"Early childhood is a period of rapid development and a time when family lifestyle patterns can be adapted to boost health gains," said WHO Director-General Dr. Tedros Adhanom Ghebreyesus in a Wednesday statement. The WHO didn't outline negative side effects associated with screen time, but noted that more physical activity (and thereby less screen time) is necessary for the overall well-being of kids.
Similarly, the American Academy of Pediatrics guidelines also recommend no screen time for children under the age of two, other than video chats like FaceTime, for example.
In addition, the WHO recommended that children between the ages of one and four spend at least three hours engaging in some form of physical activity every day, while infants under the age of one should also be physically active multiple times a day, "particularly through interactive floor-based play."
"For those not yet mobile, this includes at least 30 minutes in prone position (tummy time) spread throughout the day while awake," the report states.
According to the WHO, lack of physical activity is a risk factor for global mortality and is contributing to a rise in obesity.
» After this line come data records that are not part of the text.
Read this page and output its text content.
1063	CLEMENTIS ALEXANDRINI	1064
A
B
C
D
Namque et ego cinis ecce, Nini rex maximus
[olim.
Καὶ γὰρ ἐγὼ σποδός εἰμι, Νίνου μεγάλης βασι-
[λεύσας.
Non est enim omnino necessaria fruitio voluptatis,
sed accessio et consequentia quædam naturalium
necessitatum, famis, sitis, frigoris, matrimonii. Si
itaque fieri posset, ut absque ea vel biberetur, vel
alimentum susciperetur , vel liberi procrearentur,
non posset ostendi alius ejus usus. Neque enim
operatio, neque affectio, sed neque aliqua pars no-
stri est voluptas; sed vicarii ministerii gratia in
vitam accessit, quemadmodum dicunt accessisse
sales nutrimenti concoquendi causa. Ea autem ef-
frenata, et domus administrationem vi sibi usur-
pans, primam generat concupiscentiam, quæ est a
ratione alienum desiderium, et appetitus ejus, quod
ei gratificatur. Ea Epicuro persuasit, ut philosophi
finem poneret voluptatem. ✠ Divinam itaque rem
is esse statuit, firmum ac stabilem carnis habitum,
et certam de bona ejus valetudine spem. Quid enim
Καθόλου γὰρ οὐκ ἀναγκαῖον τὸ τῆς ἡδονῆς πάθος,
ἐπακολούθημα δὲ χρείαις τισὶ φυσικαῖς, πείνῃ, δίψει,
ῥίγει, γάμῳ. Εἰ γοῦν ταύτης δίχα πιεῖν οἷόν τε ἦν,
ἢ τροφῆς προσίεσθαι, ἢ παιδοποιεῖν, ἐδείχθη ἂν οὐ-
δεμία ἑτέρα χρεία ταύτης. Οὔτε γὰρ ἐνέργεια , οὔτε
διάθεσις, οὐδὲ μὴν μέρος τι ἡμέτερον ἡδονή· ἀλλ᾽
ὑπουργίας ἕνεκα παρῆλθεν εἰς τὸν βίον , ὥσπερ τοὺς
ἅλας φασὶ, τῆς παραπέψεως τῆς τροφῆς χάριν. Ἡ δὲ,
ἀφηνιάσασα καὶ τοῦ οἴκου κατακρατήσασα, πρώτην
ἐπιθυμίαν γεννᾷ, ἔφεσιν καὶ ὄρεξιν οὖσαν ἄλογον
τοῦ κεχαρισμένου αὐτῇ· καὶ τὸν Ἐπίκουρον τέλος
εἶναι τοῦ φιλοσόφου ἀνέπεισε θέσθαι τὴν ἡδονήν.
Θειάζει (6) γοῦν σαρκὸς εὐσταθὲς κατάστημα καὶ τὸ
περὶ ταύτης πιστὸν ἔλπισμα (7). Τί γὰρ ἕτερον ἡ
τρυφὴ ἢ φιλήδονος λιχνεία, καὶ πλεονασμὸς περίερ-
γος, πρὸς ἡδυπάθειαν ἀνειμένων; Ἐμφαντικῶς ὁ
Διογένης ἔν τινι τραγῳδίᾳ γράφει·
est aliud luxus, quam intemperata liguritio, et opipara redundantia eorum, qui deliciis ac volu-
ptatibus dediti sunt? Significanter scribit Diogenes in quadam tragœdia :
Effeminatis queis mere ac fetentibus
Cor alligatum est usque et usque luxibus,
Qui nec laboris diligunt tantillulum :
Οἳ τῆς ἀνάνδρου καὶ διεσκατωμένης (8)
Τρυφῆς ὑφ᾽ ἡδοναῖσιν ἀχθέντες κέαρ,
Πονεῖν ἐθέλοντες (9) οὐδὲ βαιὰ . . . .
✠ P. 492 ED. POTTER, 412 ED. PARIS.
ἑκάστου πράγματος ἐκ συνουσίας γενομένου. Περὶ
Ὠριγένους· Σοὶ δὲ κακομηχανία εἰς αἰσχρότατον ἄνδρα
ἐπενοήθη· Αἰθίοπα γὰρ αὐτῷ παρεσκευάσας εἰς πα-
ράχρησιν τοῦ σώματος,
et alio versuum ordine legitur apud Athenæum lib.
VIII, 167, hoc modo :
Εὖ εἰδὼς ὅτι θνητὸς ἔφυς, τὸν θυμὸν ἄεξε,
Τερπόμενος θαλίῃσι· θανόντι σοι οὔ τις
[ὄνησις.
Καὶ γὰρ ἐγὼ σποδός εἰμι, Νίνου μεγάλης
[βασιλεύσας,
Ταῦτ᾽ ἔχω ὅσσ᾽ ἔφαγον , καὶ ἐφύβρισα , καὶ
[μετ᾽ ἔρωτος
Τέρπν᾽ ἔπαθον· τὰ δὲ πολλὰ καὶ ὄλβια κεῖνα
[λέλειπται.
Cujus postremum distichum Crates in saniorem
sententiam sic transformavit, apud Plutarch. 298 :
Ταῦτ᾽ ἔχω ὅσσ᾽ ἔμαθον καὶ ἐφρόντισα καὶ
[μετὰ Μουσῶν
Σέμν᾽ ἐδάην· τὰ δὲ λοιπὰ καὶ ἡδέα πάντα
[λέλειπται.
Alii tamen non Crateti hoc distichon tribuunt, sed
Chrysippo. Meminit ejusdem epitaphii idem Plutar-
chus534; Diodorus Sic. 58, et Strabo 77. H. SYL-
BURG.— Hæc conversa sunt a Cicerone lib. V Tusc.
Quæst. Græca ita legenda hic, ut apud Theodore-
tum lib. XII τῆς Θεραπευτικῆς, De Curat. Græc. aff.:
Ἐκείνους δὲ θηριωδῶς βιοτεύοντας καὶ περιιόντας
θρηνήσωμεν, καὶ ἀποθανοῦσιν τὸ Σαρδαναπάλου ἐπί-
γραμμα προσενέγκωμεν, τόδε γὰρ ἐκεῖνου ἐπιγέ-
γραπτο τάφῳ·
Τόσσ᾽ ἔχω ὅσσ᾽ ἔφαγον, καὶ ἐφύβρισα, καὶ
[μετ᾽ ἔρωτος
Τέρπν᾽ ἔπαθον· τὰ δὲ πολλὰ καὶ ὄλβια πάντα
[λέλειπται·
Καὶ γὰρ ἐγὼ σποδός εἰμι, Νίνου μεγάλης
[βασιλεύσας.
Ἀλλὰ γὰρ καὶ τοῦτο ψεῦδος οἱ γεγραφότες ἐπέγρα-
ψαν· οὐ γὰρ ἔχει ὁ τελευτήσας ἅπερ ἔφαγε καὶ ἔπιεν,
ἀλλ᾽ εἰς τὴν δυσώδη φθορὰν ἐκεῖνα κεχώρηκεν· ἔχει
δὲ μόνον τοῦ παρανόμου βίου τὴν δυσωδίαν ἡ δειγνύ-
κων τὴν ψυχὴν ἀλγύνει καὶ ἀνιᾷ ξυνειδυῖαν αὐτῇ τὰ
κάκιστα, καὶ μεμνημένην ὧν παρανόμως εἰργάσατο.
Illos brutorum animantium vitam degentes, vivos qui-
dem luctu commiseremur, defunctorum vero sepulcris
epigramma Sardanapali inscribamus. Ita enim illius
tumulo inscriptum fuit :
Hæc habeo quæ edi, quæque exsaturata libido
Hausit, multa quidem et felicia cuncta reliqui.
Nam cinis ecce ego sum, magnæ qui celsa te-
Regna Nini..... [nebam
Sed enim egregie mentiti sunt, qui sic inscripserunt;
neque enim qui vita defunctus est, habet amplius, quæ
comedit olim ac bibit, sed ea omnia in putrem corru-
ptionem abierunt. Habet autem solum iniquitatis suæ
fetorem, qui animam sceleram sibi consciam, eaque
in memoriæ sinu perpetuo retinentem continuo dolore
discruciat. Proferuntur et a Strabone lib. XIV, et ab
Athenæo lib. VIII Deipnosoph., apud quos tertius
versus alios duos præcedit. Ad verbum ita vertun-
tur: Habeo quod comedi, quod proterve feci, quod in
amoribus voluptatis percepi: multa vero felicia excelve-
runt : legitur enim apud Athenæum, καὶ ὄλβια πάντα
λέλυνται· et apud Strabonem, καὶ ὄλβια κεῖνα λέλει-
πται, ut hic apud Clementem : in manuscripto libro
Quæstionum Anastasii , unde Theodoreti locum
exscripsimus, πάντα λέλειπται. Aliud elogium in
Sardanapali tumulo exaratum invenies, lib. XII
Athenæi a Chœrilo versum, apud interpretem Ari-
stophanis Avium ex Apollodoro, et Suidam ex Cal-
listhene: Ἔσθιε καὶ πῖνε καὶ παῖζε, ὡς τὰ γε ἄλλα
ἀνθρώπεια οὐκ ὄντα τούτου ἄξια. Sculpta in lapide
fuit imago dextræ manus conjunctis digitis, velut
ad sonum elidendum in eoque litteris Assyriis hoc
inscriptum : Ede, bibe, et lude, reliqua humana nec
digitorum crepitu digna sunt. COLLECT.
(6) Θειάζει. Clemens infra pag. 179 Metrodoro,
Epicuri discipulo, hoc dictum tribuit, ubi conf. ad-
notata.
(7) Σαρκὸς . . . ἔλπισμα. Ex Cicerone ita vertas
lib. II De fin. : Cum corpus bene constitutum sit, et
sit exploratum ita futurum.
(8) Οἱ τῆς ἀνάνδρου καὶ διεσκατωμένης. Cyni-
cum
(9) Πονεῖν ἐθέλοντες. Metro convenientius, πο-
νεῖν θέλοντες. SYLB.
"Estimates from 2012 indicate that not meeting current physical activity recommendations are responsible for more than 5 million deaths globally each year. Although we know that over 23 percent of adults and 80 percent of adolescents are not sufficiently physically active, there are currently no comparable data for younger children," the report states.
As a result, it's important to prevent childhood obesity and promote physical activity by bringing "back play for children," Dr. Juana Willumsen at WHO said in the statement. "This is about making the shift from sedentary time to playtime, while protecting sleep," she added.